Ce fut pour Édith un grand soulagement d'avoir une compagne qui semblait ne pas accorder de crédit à cette immonde rumeur qui faisait encore fureur à la Cour.

En descendant l'escalier face au château, Anne voulut marcher jusqu'au magnifique bassin d'Apollon, tandis qu'Édith la suivait en faisant montre de son courage en évitant les messes basses qui accompagnaient son passage et les commentaires désagréables.

— Ne les écoutez pas, dit Anne sous son ombrelle, ils se lasseront dès qu'un autre courtisan aura fait une bévue.

— Je le sais, mais cela me demande un effort surhumain.

— Sachez que je suis là, vous avez une amie à présent, lui répondit Anne en lui pressant la main.

Édith sourit en pensant que le Dauphin lui avait dit la même chose il y a peu, et elle eut du réconfort à savoir qu'elle n'était plus seule dans cet immense château en construction.

— Je suis étonnée que votre père ait accepté que vous soyez ouvertement en ma compagnie, dit Édith qui avait appris à ses dépends que les courtisans fuyaient comme la peste ceux qui tombaient en disgrâce.

— Pour être franche, il ne l'était pas, cependant un pli portant le sceau de la cousine du roi repousse bien des réticences.

— Mademoiselle vous a fait appeler ?

— Oui, en fait, elle désirait trouver quelque chose pour vous réconforter et elle a pensé à moi. Mon père a bien essayé de refuser l'invitation dans un premier temps, toutefois la duchesse de Montpensier est habile, elle avait prévu son coup. Elle a proposé à mon père que je devienne sa deuxième demoiselle de compagnie, c'est un grand honneur qui ne se refuse pas ! Alors me voici !

— Oh Anne c'est merveilleux ! Nous allons être ensemble à chaque minute ! s'exclama-t-elle en la prenant dans les bras.

— Eh oui, fit mademoiselle de Meslay toute heureuse, Versailles est à nos pieds !

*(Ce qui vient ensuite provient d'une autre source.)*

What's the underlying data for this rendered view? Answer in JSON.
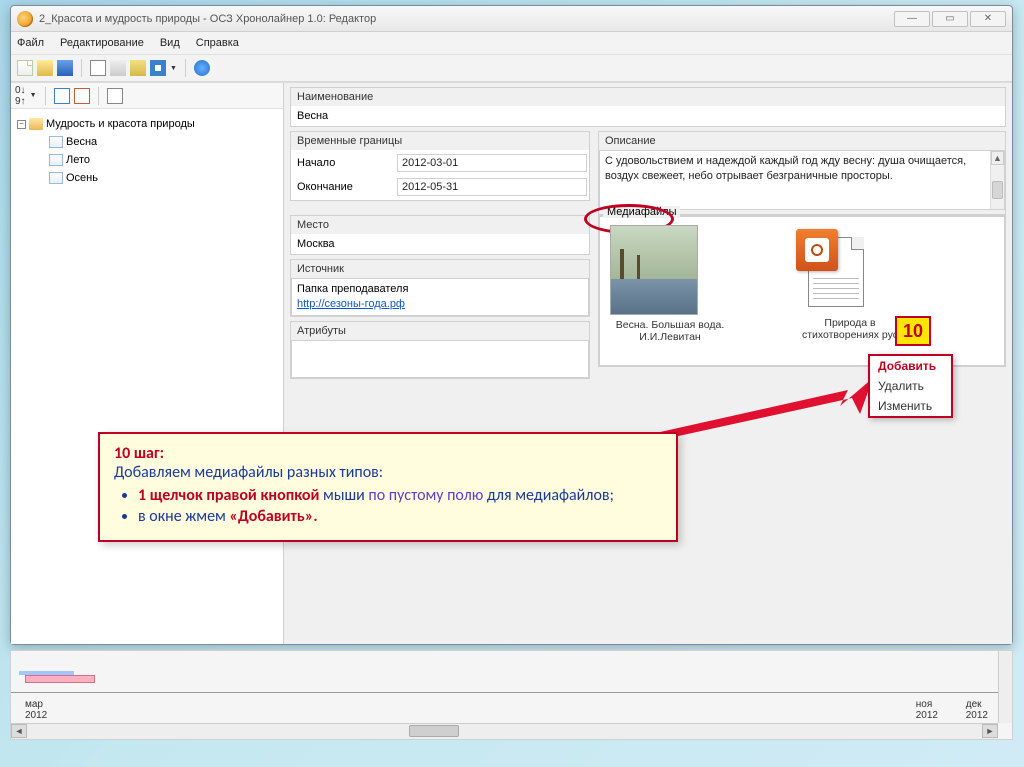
{
  "titlebar": {
    "title": "2_Красота и мудрость природы - ОСЗ Хронолайнер 1.0: Редактор"
  },
  "menu": {
    "file": "Файл",
    "edit": "Редактирование",
    "view": "Вид",
    "help": "Справка"
  },
  "tree": {
    "root": "Мудрость и красота природы",
    "children": [
      "Весна",
      "Лето",
      "Осень"
    ]
  },
  "form": {
    "name_label": "Наименование",
    "name_value": "Весна",
    "timerange_label": "Временные границы",
    "start_label": "Начало",
    "start_value": "2012-03-01",
    "end_label": "Окончание",
    "end_value": "2012-05-31",
    "place_label": "Место",
    "place_value": "Москва",
    "source_label": "Источник",
    "source_text": "Папка преподавателя",
    "source_link": "http://сезоны-года.рф",
    "attr_label": "Атрибуты",
    "desc_label": "Описание",
    "desc_value": "С удовольствием и надеждой каждый год жду весну: душа очищается, воздух свежеет, небо отрывает безграничные просторы.",
    "media_label": "Медиафайлы",
    "media1_caption": "Весна. Большая вода. И.И.Левитан",
    "media2_caption": "Природа в стихотворениях рус"
  },
  "context": {
    "badge": "10",
    "items": [
      "Добавить",
      "Удалить",
      "Изменить"
    ]
  },
  "timeline": {
    "m1": "мар",
    "y1": "2012",
    "m2": "ноя",
    "y2": "2012",
    "m3": "дек",
    "y3": "2012"
  },
  "instruction": {
    "title": "10 шаг:",
    "line1": "Добавляем медиафайлы разных типов:",
    "bullet1a": "1 щелчок правой кнопкой",
    "bullet1b": " мыши ",
    "bullet1c": "по пустому полю",
    "bullet1d": " для медиафайлов;",
    "bullet2a": "в окне жмем ",
    "bullet2b": "«Добавить»."
  }
}
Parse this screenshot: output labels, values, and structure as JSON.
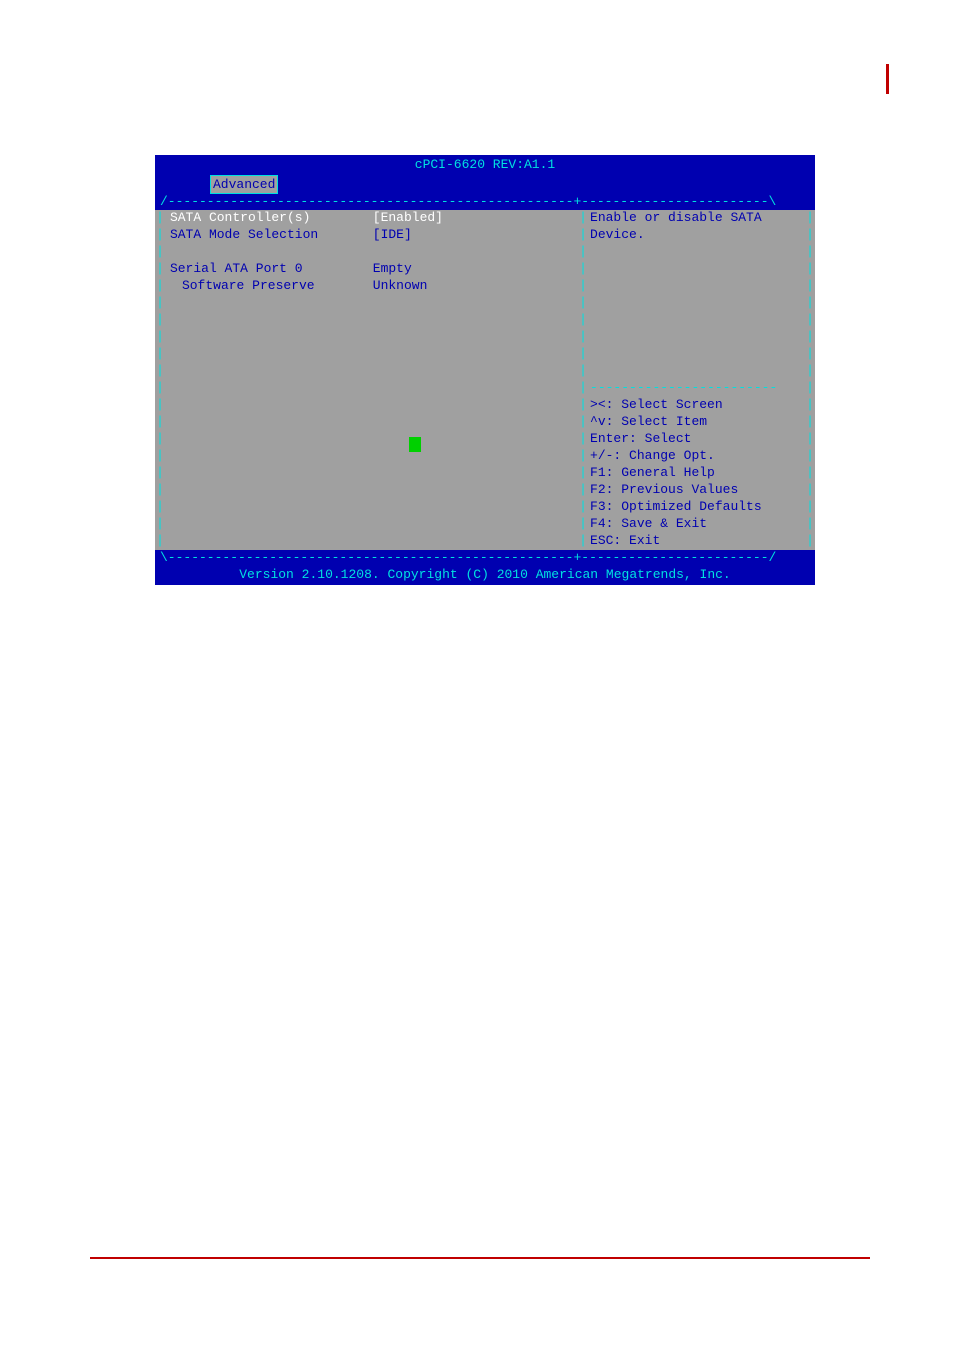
{
  "title": "cPCI-6620 REV:A1.1",
  "tab": "Advanced",
  "settings": {
    "row1": {
      "label": "SATA Controller(s)",
      "value": "[Enabled]"
    },
    "row2": {
      "label": "SATA Mode Selection",
      "value": "[IDE]"
    },
    "row3": {
      "label": "Serial ATA Port 0",
      "value": "Empty"
    },
    "row4": {
      "label": "Software Preserve",
      "value": "Unknown"
    }
  },
  "help": {
    "line1": "Enable or disable SATA",
    "line2": "Device."
  },
  "nav": {
    "l1": "><: Select Screen",
    "l2": "^v: Select Item",
    "l3": "Enter: Select",
    "l4": "+/-: Change Opt.",
    "l5": "F1: General Help",
    "l6": "F2: Previous Values",
    "l7": "F3: Optimized Defaults",
    "l8": "F4: Save & Exit",
    "l9": "ESC: Exit"
  },
  "borders": {
    "top": "/----------------------------------------------------+------------------------\\",
    "help_sep": "------------------------",
    "bottom": "\\----------------------------------------------------+------------------------/"
  },
  "footer": "Version 2.10.1208. Copyright (C) 2010 American Megatrends, Inc."
}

L'espoir des beaux jours revenait en Édith !

En bavardant, elles contournèrent le bassin d'Apollon montant un char tiré par des chevaux, une pure merveille d'autant que le soleil faisait resplendir et briller le doré de leur matériau.

Inspirées par la fraîcheur de l'eau, elles s'assirent sur le rebord de pierre du bassin. Devant elles, les bois environnants couraient sur des lieues à la ronde et Versailles aussi grand fût-il, n'était qu'une perle dans un écrin verdoyant.

— J'ai appris que Val-Griffon était reparti dans les rangs de la marquise de Montespan après que le Dauphin l'ait boudé. Cela ne lui plaît pas, je peux vous l'assurer.

— Comment le savez-vous ? s'étonna Édith qui tomba des nues d'apprendre qu'Anne était au fait de cela.

— Madame de Sévigné(1) en a causé à l'hôtel de la Folie-Rambouillet il y a deux jours chez madame de La Sablière et l'on a fort parlé de cet incident... et du vôtre...

— Les nouvelles sont arrivées jusqu'à Paris ! blêmit-elle en pensant alors à combien de jours il faudrait pour qu'elles descendent à Montgey.

— Édith, me permettez-vous d'être franche ?

— Oui bien sûr, répondit-elle prise au dépourvue par cette requête.

— Maintenant que je suis demoiselle de compagnie de la duchesse de Montpensier, je suis de facto dans son clan contre La Montespan, est-ce bien cela ?

— Exactement, repartit Édith soulagée qu'Anne n'ait pas osé lui demander des précisions sur l'origine de la rumeur la concernant.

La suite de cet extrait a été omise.